Monday 9 July 2012

Internet Protocol Details (RFC 791)

The RFC 791 tells about Internet Protocol. This is one of the basic RFC which should be read by everyone.

Important points about this RFC :

1) IP designed for packet switch networks.

2) IP provides transmission of blocks of data knows as datagrams.

3) It provides fragmentation and reassembly of long datagrams if required.

4) It is host to host protocol and does not have mechanism for end-to-end data reliability, flow control and sequencing

5) It implements two basic functions addressing and fragmentation.

6)  Internet module ( IP module) use the addresses from internet header to transmit datagram. The selection of a path for transmission is called routing.

7) The internet modules use fields in the internet header to fragment and reassemble internet datagrams when necessary.

8) The Internet module resides in each host and gateway that interconnects networks. These modules share common rules for interpreting address fields and for fragmenting and assembling internet datagrams.

9) These internet modules have procedures for making routing decisions and other functions.

10) The IP treats each internet datagram as an independent entity.

11) IP uses four key mechanisms in providing its service:

        Type of Service : uses to indicate quality of service, used by gateways to select actual path for transmission when routing an internet datagram.

         Time to Live  : Maximum lifetime of an internet datagram. It is set by sender. Reduced by intermediate routers and if reaches zero it is dropped by receiving router.
         Options   :  control functions includes provisions for timestamps, security and special routing.

         Header Checksum : Provides a verification method that datagram transmitted is correct.

12)  The internet protocol does not provide a reliable communication facility.

13) There are no acknowledgments either end-to-end or hop-by-hop.

14) There is no error control for data, only a header checksum.

15) There are no retransmissions.

16) There is no flow control.

17) Errors detected may be reported via the Internet Control Message Protocol (ICMP) which is implemented in the internet protocol module.

18) The datagrams are routed from one internet module to another based on interpretation of internet address. ( Addressing mechanism)

19) Datagram may traverse a network whose mx packet size is smaller than the size of datagram. ( Fragmentation mechanism )

20)  Addresses are fixed length of 4 octets ( 32 bits). An address begins with a network number, followed by local address (called the "rest" field). There are three formats or classes of internet addresses: in class a, the high order bit is zero, the next 7 bits are the network, and the last 24 bits are the local address; in class b, the high order two bits are one-zero, the next 14 bits are the network and the last 16 bits are the local address; in class c, the high order three bits are one-one-zero, the next 21 bits are the network and the last 8 bits are the local address.

21) Fragmentation :  An internet datagram can be marked "don't fragment." Any internet datagram so marked is not  fragmented.  It should be discarded if it cannot reach the destination without fragmenting.

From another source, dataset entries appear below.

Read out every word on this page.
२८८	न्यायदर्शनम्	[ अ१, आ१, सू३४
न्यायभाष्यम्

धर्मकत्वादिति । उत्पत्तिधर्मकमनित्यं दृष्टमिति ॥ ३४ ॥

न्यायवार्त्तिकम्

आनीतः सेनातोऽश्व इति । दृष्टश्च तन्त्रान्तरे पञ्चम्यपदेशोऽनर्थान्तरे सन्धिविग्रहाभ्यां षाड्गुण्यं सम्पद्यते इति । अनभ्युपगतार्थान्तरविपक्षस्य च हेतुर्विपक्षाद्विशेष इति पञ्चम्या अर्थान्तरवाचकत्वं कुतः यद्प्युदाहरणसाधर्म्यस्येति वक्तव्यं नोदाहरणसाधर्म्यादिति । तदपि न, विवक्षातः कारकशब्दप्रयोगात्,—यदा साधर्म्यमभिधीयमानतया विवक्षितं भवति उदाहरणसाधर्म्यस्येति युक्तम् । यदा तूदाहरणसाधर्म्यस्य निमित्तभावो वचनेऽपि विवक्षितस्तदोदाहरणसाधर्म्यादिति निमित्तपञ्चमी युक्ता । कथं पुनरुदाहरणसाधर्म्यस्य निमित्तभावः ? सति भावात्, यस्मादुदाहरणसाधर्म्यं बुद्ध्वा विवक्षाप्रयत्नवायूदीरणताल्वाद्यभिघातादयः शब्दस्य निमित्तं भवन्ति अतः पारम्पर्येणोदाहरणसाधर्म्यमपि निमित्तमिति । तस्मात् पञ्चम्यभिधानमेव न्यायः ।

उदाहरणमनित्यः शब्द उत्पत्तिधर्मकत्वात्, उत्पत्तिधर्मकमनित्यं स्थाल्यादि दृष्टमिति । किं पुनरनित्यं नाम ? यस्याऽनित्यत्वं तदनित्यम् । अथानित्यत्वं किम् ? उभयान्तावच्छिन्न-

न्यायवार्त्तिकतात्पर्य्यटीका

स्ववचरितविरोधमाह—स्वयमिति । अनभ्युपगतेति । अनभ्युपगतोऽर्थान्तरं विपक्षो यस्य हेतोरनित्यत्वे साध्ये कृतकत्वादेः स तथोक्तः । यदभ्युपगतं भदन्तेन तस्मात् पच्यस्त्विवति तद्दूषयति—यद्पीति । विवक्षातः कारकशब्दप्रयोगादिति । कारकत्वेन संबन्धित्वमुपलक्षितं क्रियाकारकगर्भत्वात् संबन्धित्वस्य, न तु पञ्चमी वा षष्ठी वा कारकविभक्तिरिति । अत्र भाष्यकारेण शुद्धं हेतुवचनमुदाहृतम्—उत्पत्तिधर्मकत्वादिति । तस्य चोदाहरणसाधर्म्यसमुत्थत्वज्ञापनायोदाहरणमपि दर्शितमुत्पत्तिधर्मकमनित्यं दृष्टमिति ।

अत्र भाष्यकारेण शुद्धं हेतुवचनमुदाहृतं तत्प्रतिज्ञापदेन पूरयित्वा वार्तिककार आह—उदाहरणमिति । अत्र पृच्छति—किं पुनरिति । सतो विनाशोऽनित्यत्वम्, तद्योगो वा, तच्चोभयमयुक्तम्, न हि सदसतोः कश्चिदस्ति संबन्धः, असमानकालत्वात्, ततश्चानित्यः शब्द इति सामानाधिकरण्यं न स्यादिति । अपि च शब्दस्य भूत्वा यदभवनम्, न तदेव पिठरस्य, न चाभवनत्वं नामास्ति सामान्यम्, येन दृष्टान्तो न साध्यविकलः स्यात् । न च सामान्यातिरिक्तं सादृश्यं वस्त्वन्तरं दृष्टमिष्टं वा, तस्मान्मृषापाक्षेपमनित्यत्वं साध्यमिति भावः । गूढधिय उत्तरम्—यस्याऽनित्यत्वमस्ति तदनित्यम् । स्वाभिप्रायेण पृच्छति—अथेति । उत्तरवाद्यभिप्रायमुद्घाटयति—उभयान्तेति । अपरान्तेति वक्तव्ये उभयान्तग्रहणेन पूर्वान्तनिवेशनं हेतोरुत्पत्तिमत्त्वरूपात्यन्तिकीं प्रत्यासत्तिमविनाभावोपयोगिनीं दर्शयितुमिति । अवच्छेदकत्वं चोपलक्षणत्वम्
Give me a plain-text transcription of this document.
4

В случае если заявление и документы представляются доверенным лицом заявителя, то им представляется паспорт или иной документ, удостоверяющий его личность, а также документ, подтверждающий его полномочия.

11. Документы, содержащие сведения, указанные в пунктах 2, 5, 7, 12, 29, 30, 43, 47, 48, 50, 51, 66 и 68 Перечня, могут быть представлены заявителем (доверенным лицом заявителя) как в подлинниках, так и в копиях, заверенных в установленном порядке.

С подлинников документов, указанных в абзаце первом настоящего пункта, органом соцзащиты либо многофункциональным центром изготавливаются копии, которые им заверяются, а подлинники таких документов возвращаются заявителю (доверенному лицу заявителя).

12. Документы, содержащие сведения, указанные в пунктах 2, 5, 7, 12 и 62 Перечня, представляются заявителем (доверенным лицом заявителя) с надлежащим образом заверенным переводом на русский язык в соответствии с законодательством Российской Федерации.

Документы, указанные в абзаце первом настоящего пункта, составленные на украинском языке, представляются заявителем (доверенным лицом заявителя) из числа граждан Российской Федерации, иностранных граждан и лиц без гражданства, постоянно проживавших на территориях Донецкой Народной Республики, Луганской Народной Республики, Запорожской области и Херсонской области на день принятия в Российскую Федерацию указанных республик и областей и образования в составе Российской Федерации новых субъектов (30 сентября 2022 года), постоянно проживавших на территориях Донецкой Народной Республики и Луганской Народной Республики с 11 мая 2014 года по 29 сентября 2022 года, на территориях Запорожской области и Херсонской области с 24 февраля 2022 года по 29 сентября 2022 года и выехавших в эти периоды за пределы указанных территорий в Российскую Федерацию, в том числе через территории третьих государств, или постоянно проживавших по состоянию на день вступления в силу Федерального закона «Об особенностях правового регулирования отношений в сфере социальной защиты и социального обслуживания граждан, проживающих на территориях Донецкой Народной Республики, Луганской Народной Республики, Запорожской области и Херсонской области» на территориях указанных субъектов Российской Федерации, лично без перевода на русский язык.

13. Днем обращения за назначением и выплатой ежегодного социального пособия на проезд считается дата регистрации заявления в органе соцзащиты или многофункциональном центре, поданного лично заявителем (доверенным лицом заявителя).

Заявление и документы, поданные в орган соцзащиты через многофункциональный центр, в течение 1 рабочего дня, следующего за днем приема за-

22) Fragmentation, transmission and reassembly across a local network which is invisible to the internet protocol module is called intranet fragmentation.

23) The receiver of the fragments uses the identification field to ensure that fragments of different datagrams are not mixed.

24)  The fragment offset field tells the receiver the position of a fragment in the original datagram.

25) The fragment offset and length determine the portion of the original datagram covered by this fragment.

26)  The more-fragments flag indicates (by being reset) the last fragment.

27)  These fields provide sufficient information to reassemble datagrams.

28)  The identification field is used to distinguish the fragments of one datagram from those of another. The originating protocol module of an internet datagram sets the identification field to a value that must be unique for that source-destination pair and protocol for the time the datagram will be active in the internet system.

29) The originating protocol module of a complete datagram sets the more-fragments flag to zero and the fragment offset to zero.

30) To fragment a long internet datagram, an internet protocol module (for example, in a gateway), creates two new internet datagrams and copies the contents of the internet header fields from the long datagram into both new internet headers. The data of the long datagram is divided into two portions on a 8 octet (64 bit) boundary (the second portion might not be an integral multiple of 8 octets, but the first must be). Call the number of 8 octet blocks in the first portion NFB (for Number of Fragment Blocks). The first portion of the data is placed in the first new internet datagram, and the total length field is set to the length of the first. The more-fragments flag is set to one.

31) The second portion of the data is placed in the second new internet datagram, and the total length field is set to the length of the second datagram. The more-fragments flag carries the same value as the long datagram. The fragment offset field of the second new internet datagram is set to the value of that field in the long datagram plus NFB. This procedure can be generalized for an n-way split, rather than the two-way split described.

32) To assemble the fragments of an internet datagram, an internet protocol module (for example at a destination host) combines internet datagrams that all have the same value for the four fields: identification, source, destination, and protocol. The combination is done by placing the data portion of each fragment in the relative position indicated by the fragment offset in that fragment's internet header. The first fragment will have the fragment offset zero, and the last fragment will have the more-fragments flag reset to zero.

33) Gateways implement internet protocol to forward datagrams between networks.